Valor Econômico, v. 20, n. 4975, 04/04/2020. Especial, p. A14

Receita da União pode cair mais de R$ 150 bi

Ribamar Oliveira


As primeiras avaliações feitas pela área técnica do governo apontam para uma brutal queda da arrecadação do governo federal, dos governos estaduais e prefeituras neste ano. Dependendo do cenário considerado para a recessão econômica provocada pelos efeitos do novo coronavírus, as previsões apontam que a queda da receita líquida da União poderá superar R$ 150 bilhões, na comparação com o que está programado no Orçamento, de acordo com fonte credenciada.

As projeções não consideram apenas as receitas tributárias. Haverá queda expressiva também, advertem os técnicos, na arrecadação com royalties do petróleo, com concessão de serviços públicos, com venda de ativos, com dividendos de empresas estatais, entre outros itens.

A projeção da receita com royalties que consta do Orçamento, por exemplo, foi feita com base no preço médio do barril do petróleo em torno de US$ 58 por barril. A cotação do produto está abaixo de US$ 30 por barril. No caso de dividendos, a projeção é de uma receita de R$ 6,5 bilhões, mas o governo não sabe se as estatais federais terão recursos para pagar dividendos ao Tesouro.

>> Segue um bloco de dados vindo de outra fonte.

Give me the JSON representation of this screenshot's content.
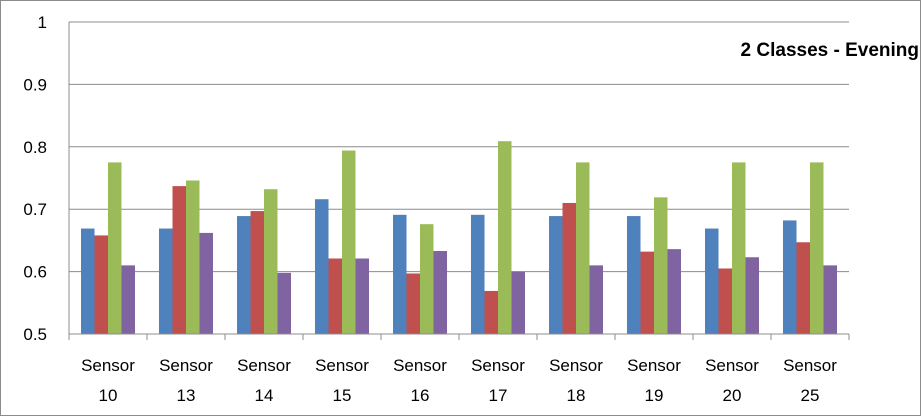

Uma das medidas anunciadas pelo governo para o combate aos efeitos negativos do coronavírus sobre as empresas foi o diferimento das contribuições ao PIS, Pasep e Cofins, bem como da contribuição previdenciária patronal, que incide sobre a folha de pagamento. Pela medida provisória, os empresários só pagarão as quatro contribuições relativas a abril e maio em agosto e outubro.

O problema é que ninguém sabe se as empresas terão caixa em agosto e em outubro para pagar os tributos do mês em curso e os atrasados. Se não tiverem, a área técnica do governo estima que haverá perda de cerca de R$ 100 bilhões na arrecadação deste ano. Há também a possibilidade de que o diferimento seja estendido para junho e julho, dependendo da evolução da crise.

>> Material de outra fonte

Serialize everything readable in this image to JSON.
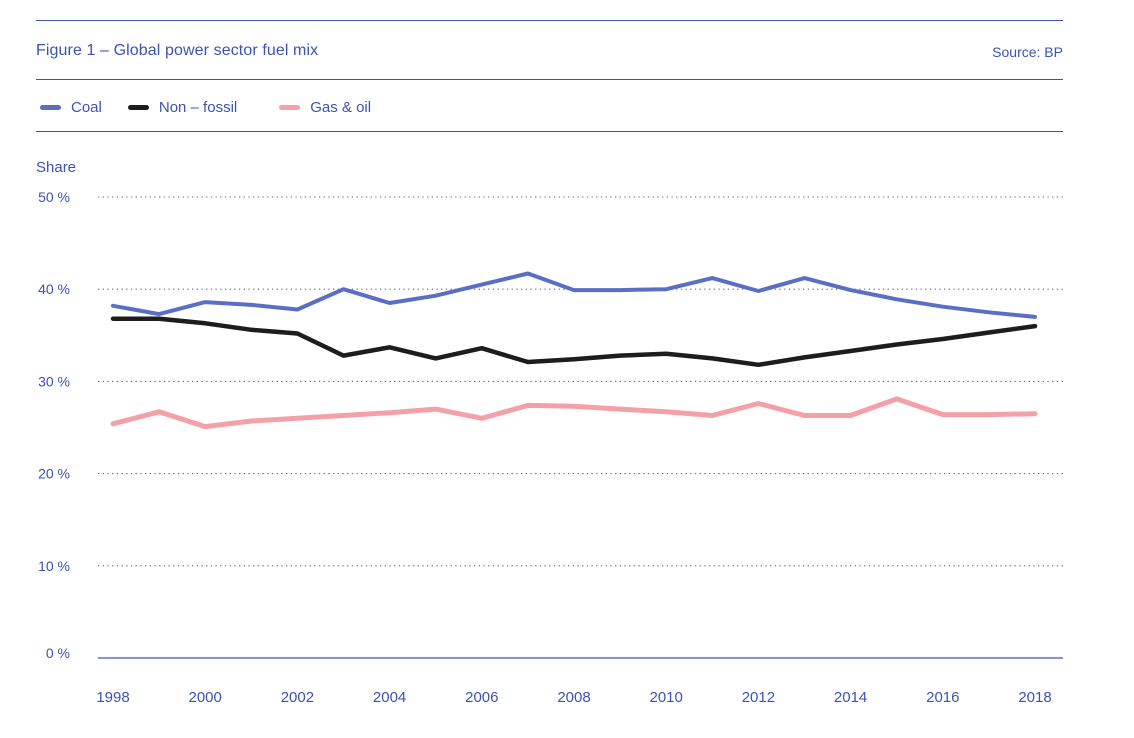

A área técnica também prevê uma queda muito expressiva da receita do ICMS, o principal tributo estadual, e do ISS, o imposto dos municípios. A razão para isso é que o setor terciário (comércio e serviços) será o mais afetado. A Medida Provisória 938 concedeu uma ajuda financeira de R$ 16 bilhões aos Estados e municípios. Como também não tem receita suficiente, o Tesouro vai se endividar para obter os recursos.

A ajuda da União é uma forma de compensar a queda esperada na receita do Imposto de Renda e do Imposto sobre Produtos Industriais (IPI), que são compartilhados com os governos estaduais e prefeituras, por meio dos Fundos de Participação dos Estados (FPE) e do municípios (FPM). Mas o montante oferecido pelo governo federal poderá ser insuficiente, pois alguns Estados, como o Rio de Janeiro, terão forte queda da receita com royalties do petróleo.

A principal dificuldade para fazer a estimativa de queda da arrecadação, explicaram os técnicos, é que a crise atual “quebra a série histórica” usada para calcular a relação entre a receita e o Produto Interno Bruto (PIB), que é chamada de elasticidade receita/PIB. É com base nessa elasticidade que é estimada a redução da receita quando o PIB cai ou sobe.

Um evento de um grande impacto, como é o caso da crise do novo coronavírus, altera os parâmetros utilizados para projetar o futuro e, dessa forma, os modelos utilizados tendem a ser revistos. Até agora, os modelos utilizados pelo governo indicam que, para uma queda de 1% do PIB, a arrecadação de tributos é reduzida em R$ 7,1 bilhões.

A percepção da área técnica é que essa relação mudou. “Na atual situação, a receita vai cair muito mais do que o PIB”, disse um importante técnico do governo. “Mas ninguém consegue avaliar com clareza o que vai acontecer com a receita”, acrescentou. “Sabemos apenas que ela terá uma queda muito forte.”

No relatório de avaliação de receitas e despesas, relativo ao primeiro bimestre, o governo já reduziu a receita total da União neste ano em R$ 32,7 bilhões, na comparação com a projeção que consta do Orçamento. Isso antes da queda da receita verificada em fevereiro e da crise provocada pelo novo coronavírus.